極秘裏ってのは刑務官に対してだけじゃねえ。たとえそれが壁の中の暴動で命を奪える品物だったとしても、その依頼人が対立する組織の人間と同じ房にぶち込まれた裏社会の人間だったとしても、おでんの大根をほぼ生で提供するような愚者だったとしても、シャツの一番上のボタンと一番下の穴を掛け違うほどのガチドジだったとしても、絶対に誰にも喋っちゃいけねえ。それが調達屋のポリシーってもんだ。

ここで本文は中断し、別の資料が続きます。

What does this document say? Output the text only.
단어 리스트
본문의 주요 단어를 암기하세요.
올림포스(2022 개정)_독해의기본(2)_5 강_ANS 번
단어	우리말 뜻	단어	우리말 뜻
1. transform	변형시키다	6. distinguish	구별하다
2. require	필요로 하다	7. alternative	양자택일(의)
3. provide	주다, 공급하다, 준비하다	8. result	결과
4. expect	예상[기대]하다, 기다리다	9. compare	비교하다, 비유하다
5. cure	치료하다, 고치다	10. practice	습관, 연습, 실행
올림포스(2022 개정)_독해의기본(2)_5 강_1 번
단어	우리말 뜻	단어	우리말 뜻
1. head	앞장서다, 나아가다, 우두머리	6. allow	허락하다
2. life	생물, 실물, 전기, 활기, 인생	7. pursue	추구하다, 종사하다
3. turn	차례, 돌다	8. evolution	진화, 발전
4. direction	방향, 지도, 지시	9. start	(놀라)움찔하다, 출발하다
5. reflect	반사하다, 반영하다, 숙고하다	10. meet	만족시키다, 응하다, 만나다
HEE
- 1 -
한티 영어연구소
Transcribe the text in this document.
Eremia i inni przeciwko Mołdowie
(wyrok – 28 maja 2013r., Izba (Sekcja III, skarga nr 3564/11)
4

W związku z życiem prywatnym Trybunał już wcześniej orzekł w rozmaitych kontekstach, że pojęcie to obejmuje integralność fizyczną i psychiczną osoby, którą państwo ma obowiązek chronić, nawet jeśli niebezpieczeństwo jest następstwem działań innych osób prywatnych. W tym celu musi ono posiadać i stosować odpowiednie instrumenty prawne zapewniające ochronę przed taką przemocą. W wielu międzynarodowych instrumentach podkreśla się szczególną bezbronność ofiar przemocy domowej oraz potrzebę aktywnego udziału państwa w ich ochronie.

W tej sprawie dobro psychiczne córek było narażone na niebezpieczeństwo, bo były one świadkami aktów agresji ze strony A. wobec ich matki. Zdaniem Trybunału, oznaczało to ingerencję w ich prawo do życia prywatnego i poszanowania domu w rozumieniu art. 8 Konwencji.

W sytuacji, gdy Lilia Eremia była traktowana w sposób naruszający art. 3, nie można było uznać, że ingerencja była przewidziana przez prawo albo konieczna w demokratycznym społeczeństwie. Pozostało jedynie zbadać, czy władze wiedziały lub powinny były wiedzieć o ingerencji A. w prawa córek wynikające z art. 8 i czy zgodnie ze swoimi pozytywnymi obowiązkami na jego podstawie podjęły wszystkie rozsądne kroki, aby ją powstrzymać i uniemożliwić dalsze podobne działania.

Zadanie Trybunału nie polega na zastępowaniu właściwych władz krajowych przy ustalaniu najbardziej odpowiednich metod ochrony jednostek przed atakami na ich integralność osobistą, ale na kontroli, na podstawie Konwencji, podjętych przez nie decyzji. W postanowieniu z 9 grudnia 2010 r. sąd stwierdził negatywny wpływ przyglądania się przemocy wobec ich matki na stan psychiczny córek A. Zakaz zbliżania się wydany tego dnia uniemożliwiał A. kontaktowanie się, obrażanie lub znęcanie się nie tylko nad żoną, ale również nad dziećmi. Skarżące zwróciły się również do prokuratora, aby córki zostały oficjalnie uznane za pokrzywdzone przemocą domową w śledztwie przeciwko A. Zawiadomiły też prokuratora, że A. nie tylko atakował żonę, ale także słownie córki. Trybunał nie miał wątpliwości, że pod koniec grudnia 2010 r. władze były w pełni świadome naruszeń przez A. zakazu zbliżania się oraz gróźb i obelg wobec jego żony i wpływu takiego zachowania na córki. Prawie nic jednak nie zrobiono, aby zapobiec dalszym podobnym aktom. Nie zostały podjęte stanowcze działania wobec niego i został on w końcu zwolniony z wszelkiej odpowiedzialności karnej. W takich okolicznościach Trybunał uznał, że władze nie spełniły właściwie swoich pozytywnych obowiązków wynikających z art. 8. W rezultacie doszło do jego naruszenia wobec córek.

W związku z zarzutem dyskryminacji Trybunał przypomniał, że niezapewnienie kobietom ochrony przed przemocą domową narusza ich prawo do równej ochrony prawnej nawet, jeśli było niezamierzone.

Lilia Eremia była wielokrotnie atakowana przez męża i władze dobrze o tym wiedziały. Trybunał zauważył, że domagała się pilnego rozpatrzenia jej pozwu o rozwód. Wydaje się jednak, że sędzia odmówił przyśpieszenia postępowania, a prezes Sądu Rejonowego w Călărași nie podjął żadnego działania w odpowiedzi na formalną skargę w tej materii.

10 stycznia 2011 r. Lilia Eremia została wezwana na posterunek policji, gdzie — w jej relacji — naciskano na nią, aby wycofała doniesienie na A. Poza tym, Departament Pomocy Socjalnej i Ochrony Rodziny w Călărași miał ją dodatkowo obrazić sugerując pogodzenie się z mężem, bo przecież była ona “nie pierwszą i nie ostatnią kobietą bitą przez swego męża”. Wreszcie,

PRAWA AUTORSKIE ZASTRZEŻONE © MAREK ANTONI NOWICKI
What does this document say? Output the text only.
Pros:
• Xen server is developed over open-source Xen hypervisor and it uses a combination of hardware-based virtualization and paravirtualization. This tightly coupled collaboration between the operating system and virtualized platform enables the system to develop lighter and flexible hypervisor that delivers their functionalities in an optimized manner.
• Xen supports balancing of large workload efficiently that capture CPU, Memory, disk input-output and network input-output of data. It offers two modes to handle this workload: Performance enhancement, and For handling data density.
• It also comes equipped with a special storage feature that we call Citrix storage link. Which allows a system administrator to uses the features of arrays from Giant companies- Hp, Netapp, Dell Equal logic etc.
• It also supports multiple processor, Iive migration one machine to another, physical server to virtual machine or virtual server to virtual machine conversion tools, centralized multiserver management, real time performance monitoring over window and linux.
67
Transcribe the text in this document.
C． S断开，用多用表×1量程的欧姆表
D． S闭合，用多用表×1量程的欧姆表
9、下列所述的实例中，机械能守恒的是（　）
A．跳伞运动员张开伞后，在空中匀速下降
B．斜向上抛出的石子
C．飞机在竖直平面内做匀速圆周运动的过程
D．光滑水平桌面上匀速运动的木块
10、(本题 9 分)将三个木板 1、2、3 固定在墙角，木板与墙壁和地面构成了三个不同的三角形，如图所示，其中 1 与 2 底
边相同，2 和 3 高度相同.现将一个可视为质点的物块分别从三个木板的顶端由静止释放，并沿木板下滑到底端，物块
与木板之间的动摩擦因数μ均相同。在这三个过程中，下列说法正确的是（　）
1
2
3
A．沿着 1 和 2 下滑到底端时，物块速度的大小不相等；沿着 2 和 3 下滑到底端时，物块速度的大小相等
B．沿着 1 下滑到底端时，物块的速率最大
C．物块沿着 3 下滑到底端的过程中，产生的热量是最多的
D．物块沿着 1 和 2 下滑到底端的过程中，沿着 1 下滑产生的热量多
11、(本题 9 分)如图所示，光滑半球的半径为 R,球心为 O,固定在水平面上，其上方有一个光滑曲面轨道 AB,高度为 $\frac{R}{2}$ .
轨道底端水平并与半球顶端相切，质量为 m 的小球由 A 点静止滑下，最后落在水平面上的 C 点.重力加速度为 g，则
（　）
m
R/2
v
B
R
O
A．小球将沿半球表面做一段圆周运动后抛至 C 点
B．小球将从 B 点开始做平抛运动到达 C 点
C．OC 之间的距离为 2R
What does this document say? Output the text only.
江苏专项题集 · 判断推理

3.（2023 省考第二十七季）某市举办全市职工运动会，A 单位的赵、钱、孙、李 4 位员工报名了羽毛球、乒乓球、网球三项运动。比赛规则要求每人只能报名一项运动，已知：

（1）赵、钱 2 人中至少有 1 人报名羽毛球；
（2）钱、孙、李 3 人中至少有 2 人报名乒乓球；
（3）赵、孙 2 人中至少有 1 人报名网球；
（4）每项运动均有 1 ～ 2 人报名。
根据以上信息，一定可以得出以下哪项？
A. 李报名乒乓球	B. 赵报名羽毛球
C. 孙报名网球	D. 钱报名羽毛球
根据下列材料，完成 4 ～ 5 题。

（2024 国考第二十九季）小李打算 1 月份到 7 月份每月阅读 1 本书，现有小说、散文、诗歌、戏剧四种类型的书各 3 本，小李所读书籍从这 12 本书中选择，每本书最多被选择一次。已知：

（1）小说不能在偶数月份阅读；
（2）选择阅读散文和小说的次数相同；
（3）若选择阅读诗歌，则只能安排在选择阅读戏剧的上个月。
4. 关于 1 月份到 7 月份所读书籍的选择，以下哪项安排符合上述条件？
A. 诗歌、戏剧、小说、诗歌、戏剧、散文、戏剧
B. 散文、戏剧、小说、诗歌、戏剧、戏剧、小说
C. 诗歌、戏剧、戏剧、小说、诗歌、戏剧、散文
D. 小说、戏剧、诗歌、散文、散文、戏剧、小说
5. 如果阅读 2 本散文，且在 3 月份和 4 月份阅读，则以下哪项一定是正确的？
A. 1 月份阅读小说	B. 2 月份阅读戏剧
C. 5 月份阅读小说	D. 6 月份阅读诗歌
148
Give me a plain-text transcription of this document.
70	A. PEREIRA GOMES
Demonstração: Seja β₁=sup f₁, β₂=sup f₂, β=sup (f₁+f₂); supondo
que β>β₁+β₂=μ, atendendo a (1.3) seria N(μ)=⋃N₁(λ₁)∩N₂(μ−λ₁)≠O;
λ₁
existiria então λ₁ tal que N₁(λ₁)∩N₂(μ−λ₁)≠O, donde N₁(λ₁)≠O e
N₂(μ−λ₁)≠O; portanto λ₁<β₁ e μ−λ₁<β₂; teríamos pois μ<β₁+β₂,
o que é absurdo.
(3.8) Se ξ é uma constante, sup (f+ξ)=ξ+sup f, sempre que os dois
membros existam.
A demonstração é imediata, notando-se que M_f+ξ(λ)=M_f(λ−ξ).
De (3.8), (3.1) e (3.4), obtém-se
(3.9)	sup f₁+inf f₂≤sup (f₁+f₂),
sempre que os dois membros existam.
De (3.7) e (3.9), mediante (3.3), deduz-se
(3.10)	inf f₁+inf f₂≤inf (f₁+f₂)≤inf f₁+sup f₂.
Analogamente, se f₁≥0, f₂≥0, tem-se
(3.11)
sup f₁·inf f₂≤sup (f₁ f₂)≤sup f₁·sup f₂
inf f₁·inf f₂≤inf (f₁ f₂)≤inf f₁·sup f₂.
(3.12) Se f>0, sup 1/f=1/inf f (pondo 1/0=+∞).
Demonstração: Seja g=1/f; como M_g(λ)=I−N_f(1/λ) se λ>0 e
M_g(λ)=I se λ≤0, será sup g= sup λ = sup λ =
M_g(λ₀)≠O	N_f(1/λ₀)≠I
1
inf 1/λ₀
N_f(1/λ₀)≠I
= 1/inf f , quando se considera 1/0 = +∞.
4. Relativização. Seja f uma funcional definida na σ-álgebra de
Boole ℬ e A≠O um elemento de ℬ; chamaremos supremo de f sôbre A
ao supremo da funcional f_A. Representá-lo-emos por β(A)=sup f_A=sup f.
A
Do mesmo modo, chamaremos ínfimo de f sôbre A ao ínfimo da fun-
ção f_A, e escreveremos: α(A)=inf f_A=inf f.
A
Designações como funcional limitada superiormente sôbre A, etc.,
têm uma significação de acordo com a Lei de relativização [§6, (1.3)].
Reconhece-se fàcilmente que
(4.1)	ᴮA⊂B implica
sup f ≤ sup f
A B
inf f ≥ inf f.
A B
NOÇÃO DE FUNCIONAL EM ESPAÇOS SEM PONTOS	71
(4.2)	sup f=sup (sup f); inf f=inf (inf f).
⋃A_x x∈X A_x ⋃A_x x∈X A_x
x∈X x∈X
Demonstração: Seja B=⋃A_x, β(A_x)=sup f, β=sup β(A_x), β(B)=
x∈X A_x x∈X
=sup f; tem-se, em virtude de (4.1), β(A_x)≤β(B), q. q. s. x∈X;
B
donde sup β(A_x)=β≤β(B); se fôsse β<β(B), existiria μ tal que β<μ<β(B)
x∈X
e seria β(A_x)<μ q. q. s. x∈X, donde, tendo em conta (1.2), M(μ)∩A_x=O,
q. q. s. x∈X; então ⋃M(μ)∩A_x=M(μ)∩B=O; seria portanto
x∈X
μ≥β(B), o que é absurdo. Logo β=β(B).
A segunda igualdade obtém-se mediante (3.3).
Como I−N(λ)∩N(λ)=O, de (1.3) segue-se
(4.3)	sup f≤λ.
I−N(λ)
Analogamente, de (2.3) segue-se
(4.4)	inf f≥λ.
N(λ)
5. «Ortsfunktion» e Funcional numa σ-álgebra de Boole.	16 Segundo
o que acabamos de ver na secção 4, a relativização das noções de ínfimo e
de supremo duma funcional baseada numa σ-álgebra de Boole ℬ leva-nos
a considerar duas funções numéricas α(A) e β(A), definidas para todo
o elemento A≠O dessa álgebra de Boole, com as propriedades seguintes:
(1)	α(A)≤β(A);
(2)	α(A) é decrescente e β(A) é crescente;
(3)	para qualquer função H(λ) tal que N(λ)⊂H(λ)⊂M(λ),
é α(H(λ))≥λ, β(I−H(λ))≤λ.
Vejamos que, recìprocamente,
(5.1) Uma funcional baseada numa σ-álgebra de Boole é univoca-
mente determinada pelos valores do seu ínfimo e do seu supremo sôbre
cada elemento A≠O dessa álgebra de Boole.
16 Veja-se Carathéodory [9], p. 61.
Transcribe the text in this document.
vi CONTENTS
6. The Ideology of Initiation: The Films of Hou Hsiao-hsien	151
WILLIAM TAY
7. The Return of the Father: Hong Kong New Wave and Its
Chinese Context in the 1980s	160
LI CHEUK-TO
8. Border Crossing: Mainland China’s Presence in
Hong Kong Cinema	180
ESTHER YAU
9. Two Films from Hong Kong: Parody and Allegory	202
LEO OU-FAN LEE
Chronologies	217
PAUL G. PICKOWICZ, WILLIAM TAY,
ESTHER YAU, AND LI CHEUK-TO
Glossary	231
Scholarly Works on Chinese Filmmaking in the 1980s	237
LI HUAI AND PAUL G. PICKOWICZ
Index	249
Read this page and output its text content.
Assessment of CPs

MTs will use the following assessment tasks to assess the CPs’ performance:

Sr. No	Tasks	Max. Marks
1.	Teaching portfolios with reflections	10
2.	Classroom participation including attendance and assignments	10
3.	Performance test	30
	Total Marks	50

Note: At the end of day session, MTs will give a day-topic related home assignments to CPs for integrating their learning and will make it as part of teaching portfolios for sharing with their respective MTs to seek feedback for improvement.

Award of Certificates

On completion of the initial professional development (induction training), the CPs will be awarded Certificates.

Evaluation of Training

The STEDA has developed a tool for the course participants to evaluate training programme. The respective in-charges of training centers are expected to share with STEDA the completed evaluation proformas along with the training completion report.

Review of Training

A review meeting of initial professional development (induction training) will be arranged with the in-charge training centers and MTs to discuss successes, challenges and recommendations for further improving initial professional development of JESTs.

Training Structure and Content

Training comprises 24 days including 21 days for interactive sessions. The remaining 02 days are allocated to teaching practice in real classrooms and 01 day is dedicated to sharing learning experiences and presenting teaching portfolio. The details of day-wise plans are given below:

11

1990年になるととある面白えヤツが入所してきた。野地という名の青年だ。なんでもゼリー工場で働いていたが商品を横領した罪とかもろもろで300年くらったんだとよ。
こいつが若いのにたいしたモンで、そのゼリー工場の副工場長を勤めていたんだと。
そんなエリート様が、こんな野蛮な閉鎖空間にぶち込まれて終身刑くらってんだ。ヤツがいつ自分の人生に終止符を打ってもおかしくないと思ったぜ。
野地は寡黙なヤツだった。たまに見せる笑顔もどこか抑え目で、片方の口角を少し上げ、片目は上、もう片目は下を向き、鼻水と鼻血を左右の鼻の穴から交互にスイッチングしながら出し、上がっていない方の口角は喉仏の辺りまで下がり、喉仏は首周りをグルグルと回り続け、頬を窄めて出来た窪みからは飲みきれなかったケラチナミン錠をポロポロと落とし、指を👌こうしてそのケラチの軌跡に触れぬよう輪っかの部分に通し、耳たぶは青ざめ、冷や汗は煮えたぎり、眼球の毛細血管は動脈を超えるほど膨れ上がり、ピアス穴からはさらりとした膿が噴水のように吹き出し、預金通帳と印鑑を手裏剣とまきびしのように撒き散らし、両親が危篤状態となり、曽祖父が果物の皮をたくましく剥き、たくましい弟さんは義理チョコにブチギレる程度だった。
野地は数日間このエビフライ刑務所で過ごした後、おれが腕のいい調達屋だと知ったようでさっそく話に来た。
「アンタ、調達屋なんだって?」
「口のきき方に気をつけた方がいいぞガキ。おれはお前より歳も上だしこの刑務所にいる期間も長い。」
「だがどっちもすぐにおれに追い抜かれるぜ」
ユーモアのある面白いやつだと思った。おれはこの野地に深く興味を抱き、本題をききたくなった。
「そんで、なんの用だ?若造」
「ある物を調達してほしい。『ごぷー』だ。」
何度も聞いたこの依頼文句だったが、ごぷーを依頼してきたのは野地が初めてだった。
調達自体は簡単だ。しかしこんな危険な物を一体何に使うのか、おれには検討もつかなかった。
「そんで、いつまでに欲しいんだ?」
「なるべくすぐにだ。これで急いでくれねえか?」
そういうと野地は袖の裏地の所から器用にコインを取り出し、おれに渡してきた。
「昔どっかで拾ったなんかのコインだ。奇跡が起きれば、そのコインの持ち主がなんらかの犯罪を犯してここに収監される。するとあら不思議、持ち主の手元に戻っちまうわけさ。つまりこのコインは奇跡を呼ぶコイン。名付けてヨブコだ。」
おれは苦笑いをしながらも野地の溢れんばかりのユーモアに感心し、ヨブコを靴の中に隠し入れ依頼を承った。
「お前面白いな、気に入った。調達の仕事を教えてやるから、ごぷーを何に使うのか教えてくれねえか?」
しかし野地は無邪気な笑みを浮かべ、大空に向かって両手を広げながら大絶叫するばかりでちっとも調達には興味を持っちゃくれなかった。ばか。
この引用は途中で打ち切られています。